Rui Moreira a hérité du Portugal, pays de navigateurs et d’explorateurs, le goût pour les expéditions lointaines – de l’Inde, au désert du sud marocain, à la forêt d’Amazonie – sources d’inspirations premières de ses créations. A plus de 12 reprises, l’artiste s’est rendu dans le desert marocain où la luminosité et la chaleur écrasante l’ont inspiré, tout comme les méandres labyrinthiques de villes orientales. D’autres voyages lointains lui ont fait sentir les températures glacées des montagnes à la source du Gange, la solitude et le silence quasi absolus du désert, l’humidité extrême de la jungle amazonienne. Dessinant alors de façon ininterrompue à ses retours de voyage, l’artiste effectue une sorte d’exercice mnémonique, en revivant avec son corps et d’une manière totalement instinctive, le cycle naturel de ces lieux et sensations, afin d’en ressentir toutes les nuances.

Ce ressenti intense est au cœur de la structure même des dessins de Rui Moreira, l’atmosphère dense et particulière de chacune de ces destinations transparait dans son œuvre. Les abstractions géométriques convoquant le détail de l’infiniment petit à l’amplitude d’une cosmographie, les paysages organiques mêlant les dunes du désert aux montagnes de l’Himalaya, aux fougères amazoniennes, ainsi que des divinités sur fond de paysage mythologique intégrant des motifs de danse du Katakali ou les costumes des Caretos de Podence de la région de Tras-os-Montes, au nord du Portugal.

Les dessins de Rui Moreira se nourrissent aussi de références cinématographiques telles que Tarkovski, Hitchcock, Herzog, Syberberg ou Kubrick ; de références musicales comme Bach, Stockhausen, à des musiques traditionnelles ; ou encore de références artistiques marquantes telles une fresque de Piero della Francesca. Les œuvres naissent de la répétition d’une action simple : l’artiste remplit patiemment, longuement, inlassablement chaque contour jusqu’à l’épuisement du corps soumis à des conditions excessives d’immobilité et de gravité telle une intense méditation de mémoire.

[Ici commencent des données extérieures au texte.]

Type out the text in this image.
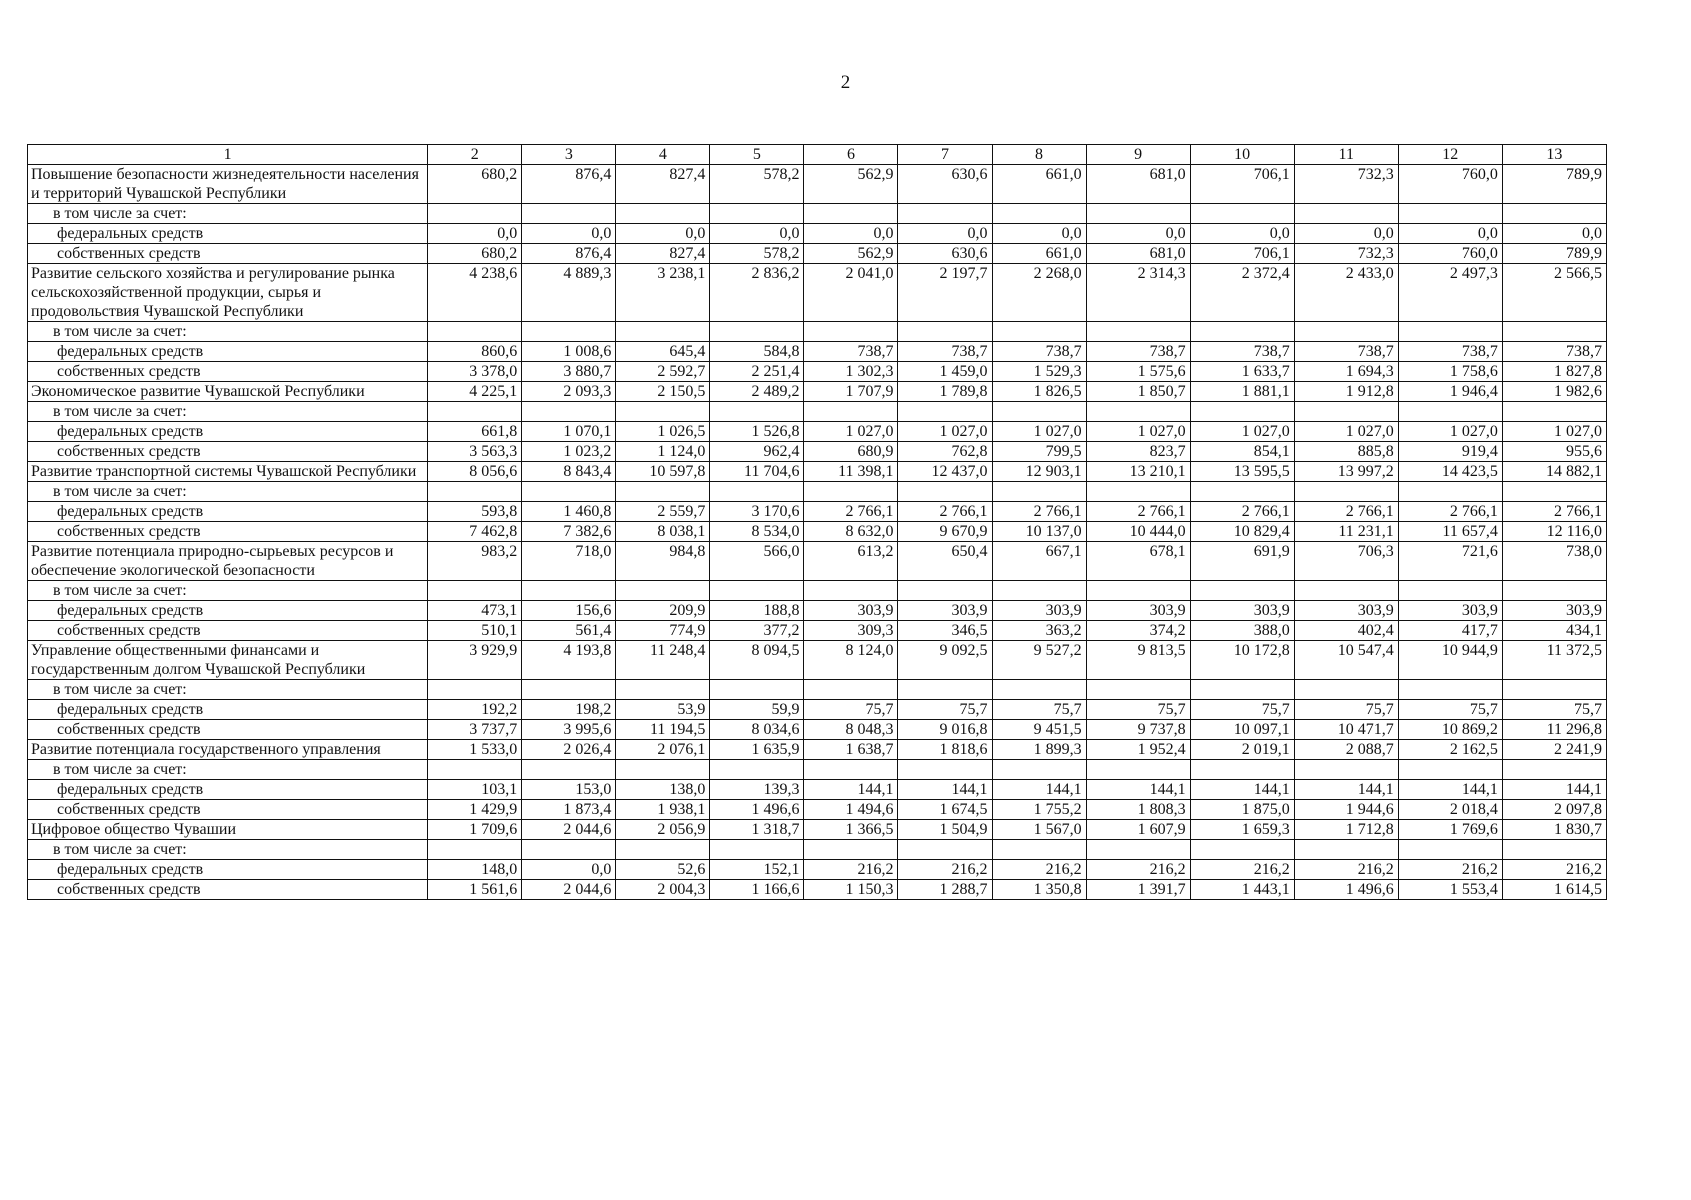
2
1	2	3	4	5	6	7	8	9	10	11	12	13
Повышение безопасности жизнедеятельности населения и территорий Чувашской Республики	680,2	876,4	827,4	578,2	562,9	630,6	661,0	681,0	706,1	732,3	760,0	789,9
в том числе за счет:												
федеральных средств	0,0	0,0	0,0	0,0	0,0	0,0	0,0	0,0	0,0	0,0	0,0	0,0
собственных средств	680,2	876,4	827,4	578,2	562,9	630,6	661,0	681,0	706,1	732,3	760,0	789,9
Развитие сельского хозяйства и регулирование рынка сельскохозяйственной продукции, сырья и продовольствия Чувашской Республики	4 238,6	4 889,3	3 238,1	2 836,2	2 041,0	2 197,7	2 268,0	2 314,3	2 372,4	2 433,0	2 497,3	2 566,5
в том числе за счет:												
федеральных средств	860,6	1 008,6	645,4	584,8	738,7	738,7	738,7	738,7	738,7	738,7	738,7	738,7
собственных средств	3 378,0	3 880,7	2 592,7	2 251,4	1 302,3	1 459,0	1 529,3	1 575,6	1 633,7	1 694,3	1 758,6	1 827,8
Экономическое развитие Чувашской Республики	4 225,1	2 093,3	2 150,5	2 489,2	1 707,9	1 789,8	1 826,5	1 850,7	1 881,1	1 912,8	1 946,4	1 982,6
в том числе за счет:												
федеральных средств	661,8	1 070,1	1 026,5	1 526,8	1 027,0	1 027,0	1 027,0	1 027,0	1 027,0	1 027,0	1 027,0	1 027,0
собственных средств	3 563,3	1 023,2	1 124,0	962,4	680,9	762,8	799,5	823,7	854,1	885,8	919,4	955,6
Развитие транспортной системы Чувашской Республики	8 056,6	8 843,4	10 597,8	11 704,6	11 398,1	12 437,0	12 903,1	13 210,1	13 595,5	13 997,2	14 423,5	14 882,1
в том числе за счет:												
федеральных средств	593,8	1 460,8	2 559,7	3 170,6	2 766,1	2 766,1	2 766,1	2 766,1	2 766,1	2 766,1	2 766,1	2 766,1
собственных средств	7 462,8	7 382,6	8 038,1	8 534,0	8 632,0	9 670,9	10 137,0	10 444,0	10 829,4	11 231,1	11 657,4	12 116,0
Развитие потенциала природно-сырьевых ресурсов и обеспечение экологической безопасности	983,2	718,0	984,8	566,0	613,2	650,4	667,1	678,1	691,9	706,3	721,6	738,0
в том числе за счет:												
федеральных средств	473,1	156,6	209,9	188,8	303,9	303,9	303,9	303,9	303,9	303,9	303,9	303,9
собственных средств	510,1	561,4	774,9	377,2	309,3	346,5	363,2	374,2	388,0	402,4	417,7	434,1
Управление общественными финансами и государственным долгом Чувашской Республики	3 929,9	4 193,8	11 248,4	8 094,5	8 124,0	9 092,5	9 527,2	9 813,5	10 172,8	10 547,4	10 944,9	11 372,5
в том числе за счет:												
федеральных средств	192,2	198,2	53,9	59,9	75,7	75,7	75,7	75,7	75,7	75,7	75,7	75,7
собственных средств	3 737,7	3 995,6	11 194,5	8 034,6	8 048,3	9 016,8	9 451,5	9 737,8	10 097,1	10 471,7	10 869,2	11 296,8
Развитие потенциала государственного управления	1 533,0	2 026,4	2 076,1	1 635,9	1 638,7	1 818,6	1 899,3	1 952,4	2 019,1	2 088,7	2 162,5	2 241,9
в том числе за счет:												
федеральных средств	103,1	153,0	138,0	139,3	144,1	144,1	144,1	144,1	144,1	144,1	144,1	144,1
собственных средств	1 429,9	1 873,4	1 938,1	1 496,6	1 494,6	1 674,5	1 755,2	1 808,3	1 875,0	1 944,6	2 018,4	2 097,8
Цифровое общество Чувашии	1 709,6	2 044,6	2 056,9	1 318,7	1 366,5	1 504,9	1 567,0	1 607,9	1 659,3	1 712,8	1 769,6	1 830,7
в том числе за счет:												
федеральных средств	148,0	0,0	52,6	152,1	216,2	216,2	216,2	216,2	216,2	216,2	216,2	216,2
собственных средств	1 561,6	2 044,6	2 004,3	1 166,6	1 150,3	1 288,7	1 350,8	1 391,7	1 443,1	1 496,6	1 553,4	1 614,5
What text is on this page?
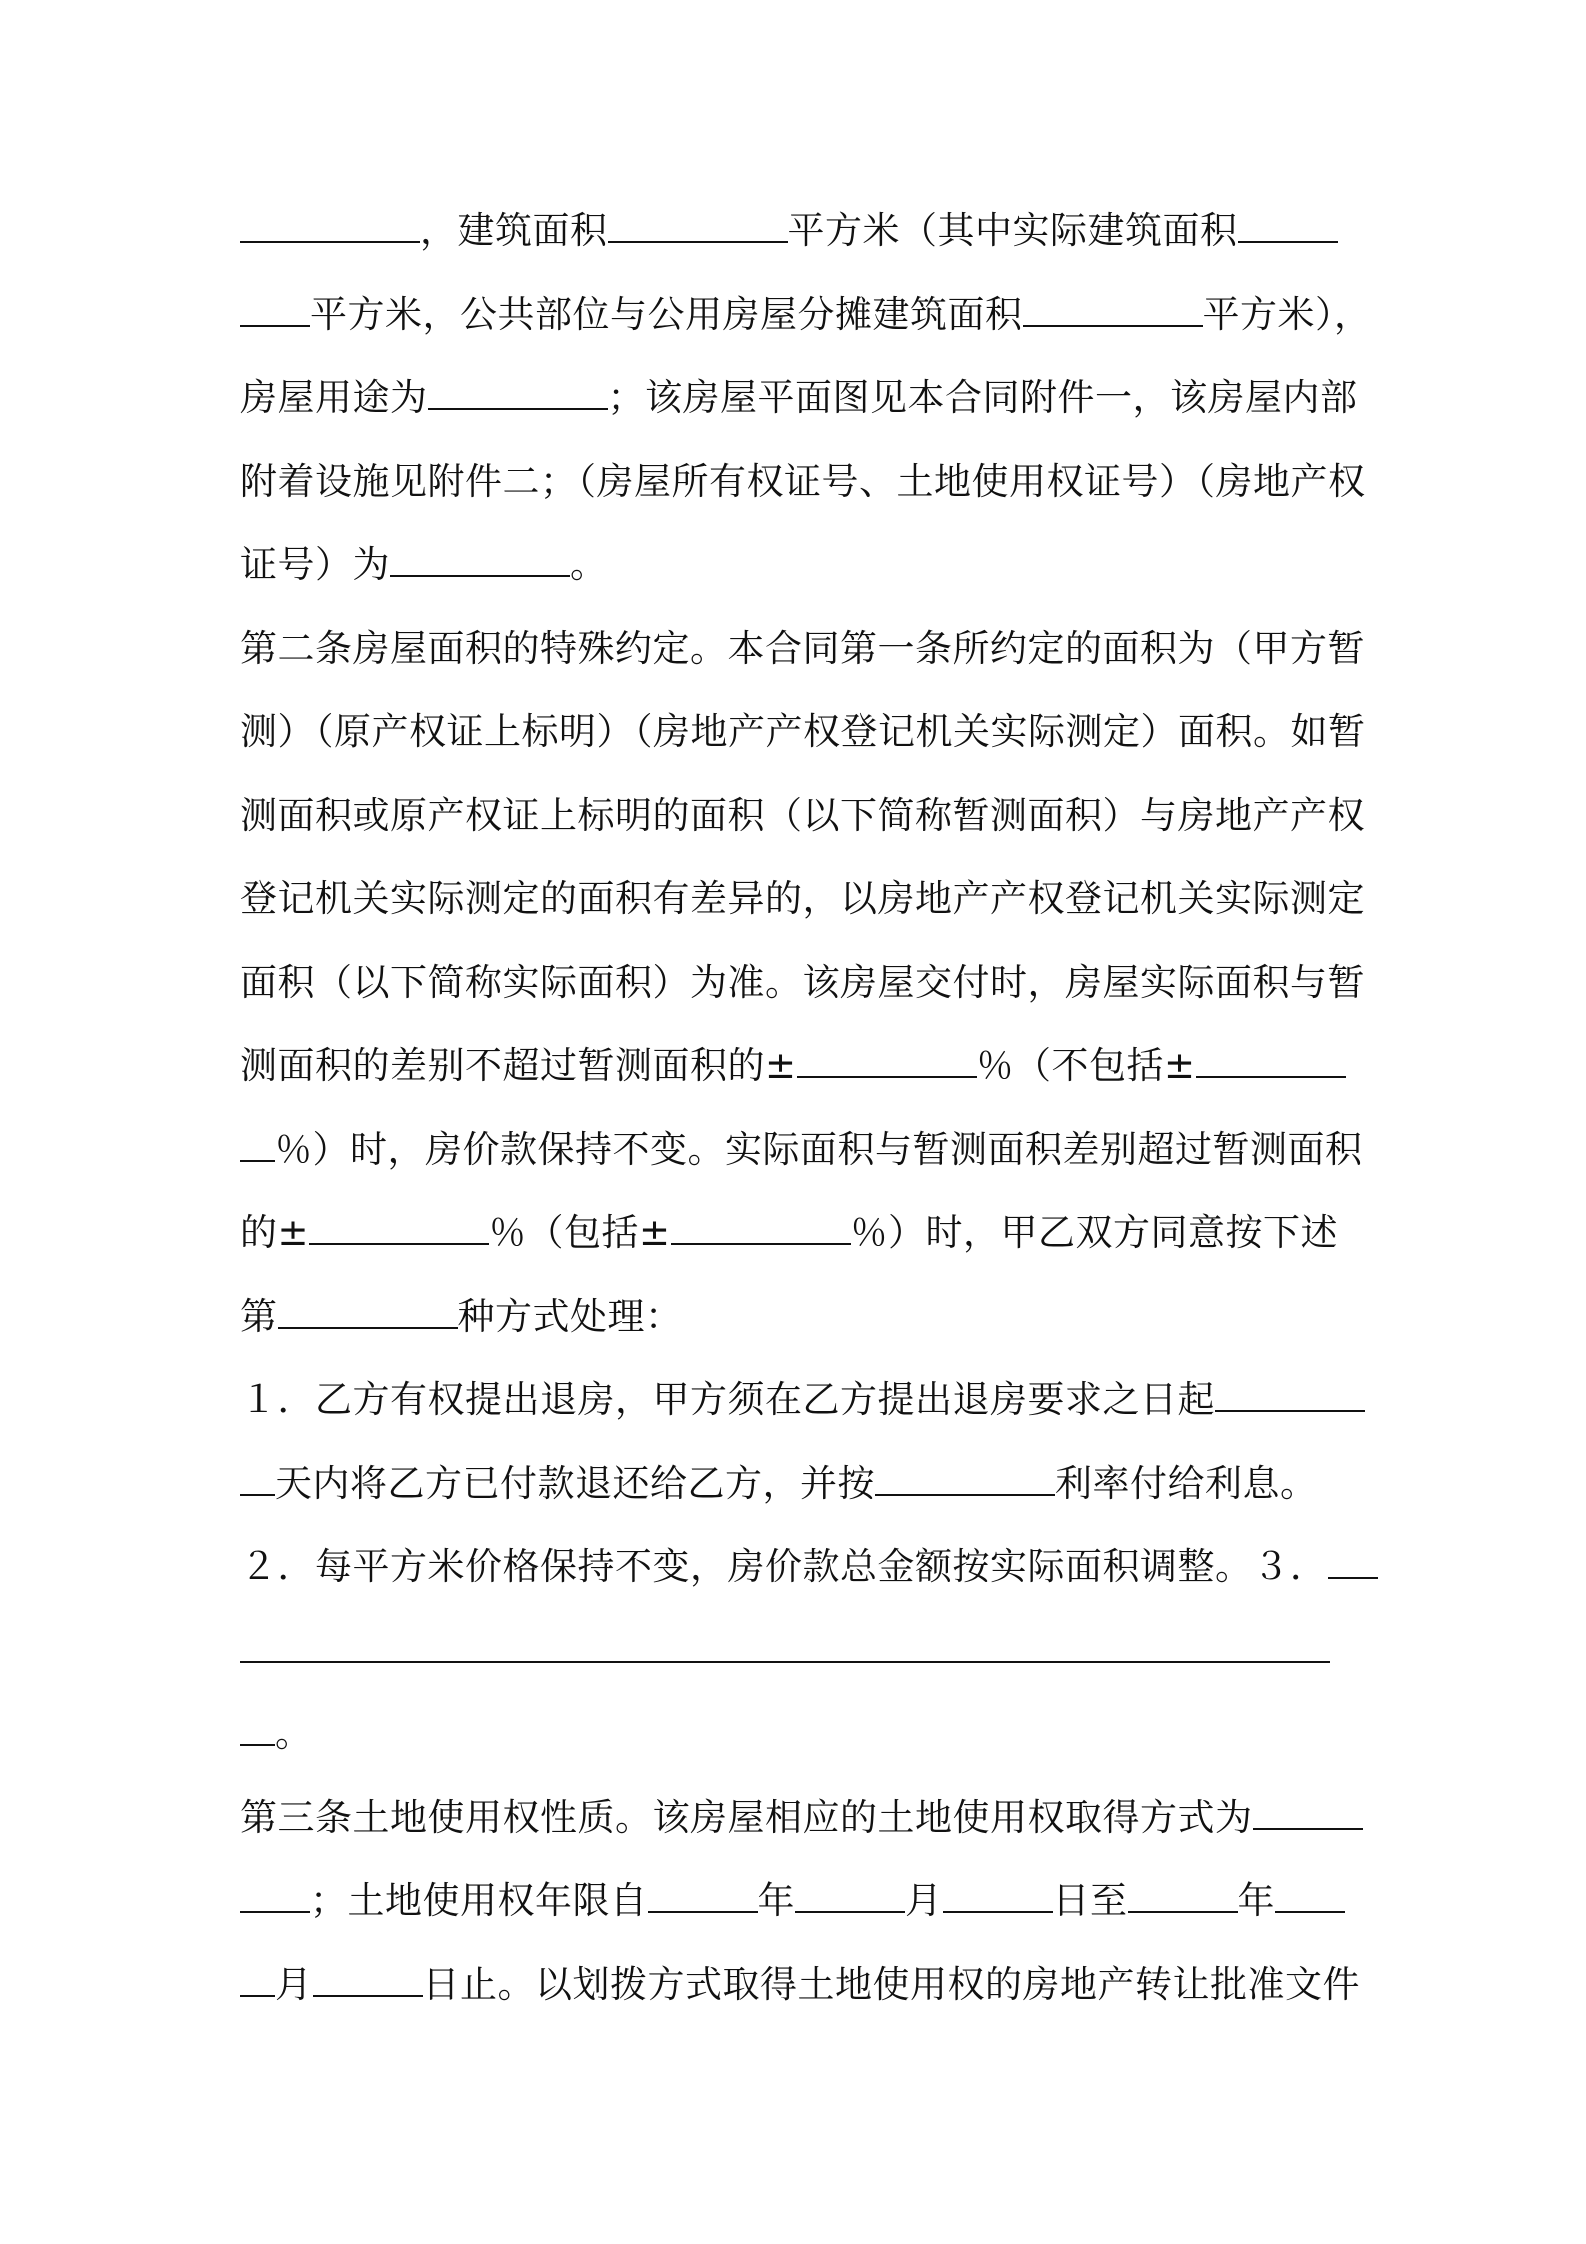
，建筑面积	平方米（其中实际建筑面积
平方米，公共部位与公用房屋分摊建筑面积	平方米），
房屋用途为	；该房屋平面图见本合同附件一，该房屋内部
附着设施见附件二；（房屋所有权证号、土地使用权证号）（房地产权
证号）为	。
第二条房屋面积的特殊约定。本合同第一条所约定的面积为（甲方暂
测）（原产权证上标明）（房地产产权登记机关实际测定）面积。如暂
测面积或原产权证上标明的面积（以下简称暂测面积）与房地产产权
登记机关实际测定的面积有差异的，以房地产产权登记机关实际测定
面积（以下简称实际面积）为准。该房屋交付时，房屋实际面积与暂
测面积的差别不超过暂测面积的±	％（不包括±
％）时，房价款保持不变。实际面积与暂测面积差别超过暂测面积
的±	％（包括±	％）时，甲乙双方同意按下述
第	种方式处理：
１．乙方有权提出退房，甲方须在乙方提出退房要求之日起
天内将乙方已付款退还给乙方，并按	利率付给利息。
２．每平方米价格保持不变，房价款总金额按实际面积调整。３．
。
第三条土地使用权性质。该房屋相应的土地使用权取得方式为
；土地使用权年限自	年	月	日至	年
月	日止。以划拨方式取得土地使用权的房地产转让批准文件
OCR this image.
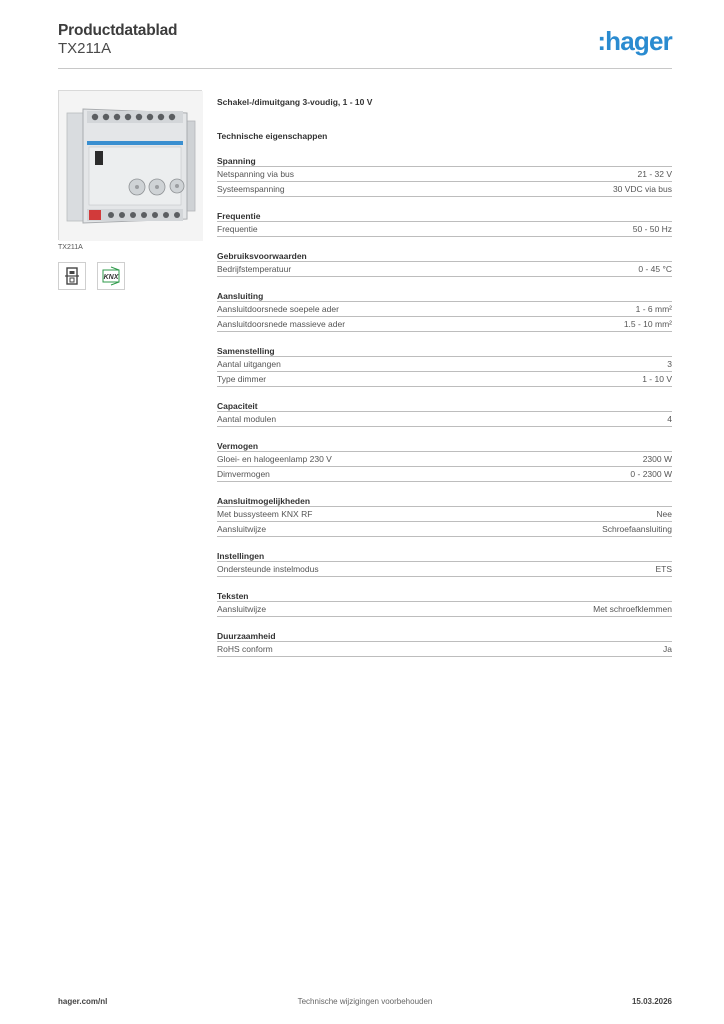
Productdatablad
TX211A	:hager
TX211A
KNX
Schakel-/dimuitgang 3-voudig, 1 - 10 V
Technische eigenschappen
Spanning
Netspanning via bus	21 - 32 V
Systeemspanning	30 VDC via bus
Frequentie
Frequentie	50 - 50 Hz
Gebruiksvoorwaarden
Bedrijfstemperatuur	0 - 45 °C
Aansluiting
Aansluitdoorsnede soepele ader	1 - 6 mm²
Aansluitdoorsnede massieve ader	1.5 - 10 mm²
Samenstelling
Aantal uitgangen	3
Type dimmer	1 - 10 V
Capaciteit
Aantal modulen	4
Vermogen
Gloei- en halogeenlamp 230 V	2300 W
Dimvermogen	0 - 2300 W
Aansluitmogelijkheden
Met bussysteem KNX RF	Nee
Aansluitwijze	Schroefaansluiting
Instellingen
Ondersteunde instelmodus	ETS
Teksten
Aansluitwijze	Met schroefklemmen
Duurzaamheid
RoHS conform	Ja
Technische wijzigingen voorbehouden
hager.com/nl	15.03.2026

L’originalité et la profondeur du travail de Rui Moreira sont saisissantes. La monumentalité de l’ensemble se construit dans son infime détail et sa délicatesse. L’artiste vit chacun de ses dessins comme un champ d’exploration déployé où il utilise son corps comme une immense machine à fabriquer ses dessins, mettant entre 4 mois et 8 mois pour les accomplir.

La galerie lui consacre deux expositions personnelles : Inner Monsoon  en 2010 et La Nuit en 2014, fortement inspirée du film éponyme de Hans-Jürgen Syberberg. En 2014, le MUDAM à Luxembourg présente une exposition personnelle, accompagnée d’un catalogue publié en collaboration avec la galerie. Le MUDAM fait l’acquisition d’un dessin majeur de l’artiste. En 2015, l’œuvre de Rui Moreira entre également dans la prestigieuse Collection d’art contemporain de la Société Générale.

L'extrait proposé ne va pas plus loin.